A pas feutré, j’avance dans ton bureau ; tu es là, concentré sur ton travail ; tu ne vois rien, n’entends rien, je suis discrète et tu me tournes le dos.
Sans bruit, je m’assois sur une chaise, la seule libre, les autres servant d’étagères à des dossiers, des boîtes de rangement, des feuilles de papier, des partitions de musique.
Tu es courbé sur ce beau bureau ancien, à tiroirs et tu écris.
Le silence est pesant, la pièce claire, illuminée de ce soleil que nous aimons tant, fenêtres ouvertes sur l’eau.

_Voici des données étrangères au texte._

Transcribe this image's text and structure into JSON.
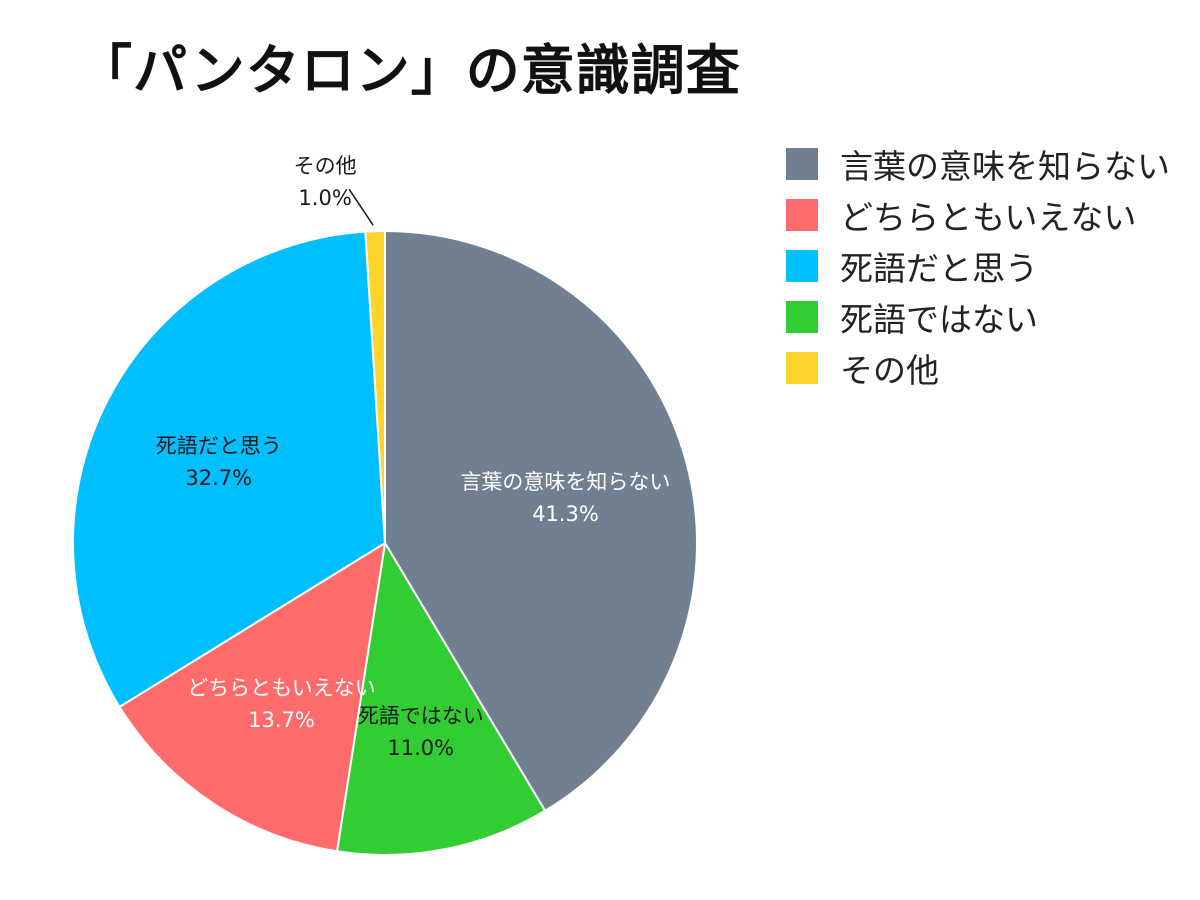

Tu écris, tu écris… Des mots, des phrases, des notes, des musiques, des tonnes d’airs variés.
C’est ta vie.
Je te vois de dos ; tes cheveux d’argent bouclés sont encore humides de notre baignade matinale et le chien dort à tes pieds.

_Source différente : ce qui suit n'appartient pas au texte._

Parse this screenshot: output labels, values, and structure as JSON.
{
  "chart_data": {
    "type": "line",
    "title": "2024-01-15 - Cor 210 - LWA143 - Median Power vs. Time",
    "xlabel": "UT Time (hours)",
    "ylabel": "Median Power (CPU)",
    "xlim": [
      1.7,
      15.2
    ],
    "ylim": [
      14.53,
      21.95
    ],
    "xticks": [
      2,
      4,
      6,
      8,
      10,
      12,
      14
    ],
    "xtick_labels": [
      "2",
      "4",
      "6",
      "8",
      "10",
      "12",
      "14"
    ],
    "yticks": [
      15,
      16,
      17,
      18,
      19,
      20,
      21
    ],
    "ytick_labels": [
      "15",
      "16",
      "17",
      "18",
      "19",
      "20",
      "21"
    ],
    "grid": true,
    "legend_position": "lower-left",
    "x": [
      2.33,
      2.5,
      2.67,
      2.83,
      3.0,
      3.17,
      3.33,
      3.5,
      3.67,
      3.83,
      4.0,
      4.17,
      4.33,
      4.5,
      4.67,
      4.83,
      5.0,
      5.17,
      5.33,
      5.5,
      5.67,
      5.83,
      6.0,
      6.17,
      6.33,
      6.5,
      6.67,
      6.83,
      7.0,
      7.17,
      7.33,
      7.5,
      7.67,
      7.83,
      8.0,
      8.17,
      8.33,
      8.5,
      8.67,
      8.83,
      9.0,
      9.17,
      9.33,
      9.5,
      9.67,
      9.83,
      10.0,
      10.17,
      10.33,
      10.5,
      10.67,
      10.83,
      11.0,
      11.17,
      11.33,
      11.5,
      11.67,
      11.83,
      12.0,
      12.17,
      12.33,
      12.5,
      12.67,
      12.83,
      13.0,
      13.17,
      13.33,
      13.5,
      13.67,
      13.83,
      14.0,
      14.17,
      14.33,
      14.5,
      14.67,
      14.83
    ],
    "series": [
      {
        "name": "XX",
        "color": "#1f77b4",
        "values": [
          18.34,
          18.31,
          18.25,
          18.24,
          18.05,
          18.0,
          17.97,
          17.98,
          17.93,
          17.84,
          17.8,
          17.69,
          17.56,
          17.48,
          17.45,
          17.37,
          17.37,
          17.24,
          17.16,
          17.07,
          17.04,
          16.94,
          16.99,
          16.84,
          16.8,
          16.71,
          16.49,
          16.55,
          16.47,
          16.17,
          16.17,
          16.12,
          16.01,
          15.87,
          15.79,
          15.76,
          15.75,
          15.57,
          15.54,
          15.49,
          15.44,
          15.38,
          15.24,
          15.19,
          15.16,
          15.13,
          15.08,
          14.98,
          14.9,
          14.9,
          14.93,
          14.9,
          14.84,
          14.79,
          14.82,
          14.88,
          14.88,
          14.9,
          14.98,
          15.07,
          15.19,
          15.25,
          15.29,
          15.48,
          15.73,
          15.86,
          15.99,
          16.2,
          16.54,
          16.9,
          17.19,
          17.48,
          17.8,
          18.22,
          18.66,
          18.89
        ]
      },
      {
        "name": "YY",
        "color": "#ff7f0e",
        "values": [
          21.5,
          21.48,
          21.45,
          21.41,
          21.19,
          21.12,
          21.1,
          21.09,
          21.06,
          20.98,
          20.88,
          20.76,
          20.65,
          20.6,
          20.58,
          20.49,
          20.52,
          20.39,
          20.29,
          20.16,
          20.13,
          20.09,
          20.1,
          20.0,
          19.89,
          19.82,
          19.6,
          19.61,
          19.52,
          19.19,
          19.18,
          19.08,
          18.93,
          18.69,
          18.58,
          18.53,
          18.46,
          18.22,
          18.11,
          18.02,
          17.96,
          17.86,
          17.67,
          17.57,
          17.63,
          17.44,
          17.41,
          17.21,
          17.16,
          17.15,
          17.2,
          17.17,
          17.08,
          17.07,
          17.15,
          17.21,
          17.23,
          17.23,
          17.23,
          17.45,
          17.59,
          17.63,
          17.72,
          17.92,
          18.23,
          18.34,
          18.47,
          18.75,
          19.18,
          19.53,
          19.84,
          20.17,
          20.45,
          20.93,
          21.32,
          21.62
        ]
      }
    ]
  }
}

Je me délecte à te regarder, sans que tu le saches. J’aperçois ta main et la plume dessine des blanches, des rondes, des croches liées entre elles ; je sais que dans ta tête, tu chantes ce que tu écris.

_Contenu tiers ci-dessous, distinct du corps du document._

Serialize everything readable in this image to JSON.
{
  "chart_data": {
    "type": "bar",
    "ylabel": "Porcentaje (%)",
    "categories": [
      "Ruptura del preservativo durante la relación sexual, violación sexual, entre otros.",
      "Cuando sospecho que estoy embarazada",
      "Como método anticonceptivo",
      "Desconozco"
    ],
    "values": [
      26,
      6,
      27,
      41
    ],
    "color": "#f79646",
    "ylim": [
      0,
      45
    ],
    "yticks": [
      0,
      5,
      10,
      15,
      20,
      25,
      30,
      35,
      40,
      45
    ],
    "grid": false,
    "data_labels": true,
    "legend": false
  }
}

Et je sais aussi que lorsque tu auras terminé ta partition, tu viendras la jouer sur le piano et tu me diras : « Ecoute, qu’en penses-tu ? »
Et le cœur plein de ce bonheur de t’écouter, je te dirai tout ce qui me passe par la tête, je te confierai toutes les émotions qui envahiront alors mon cœur et mon corps, je te demanderai de rejouer, pour m’imprégner de cette nouvelle musique.
Et nous discuterons longtemps de ce nouveau chef d’œuvre ; puis tu retourneras dans ton bureau pour apporter des corrections et des améliorations qui t’emmèneront dans la nuit.
La nuit t’enveloppera, te prendra, telle une maîtresse musicienne.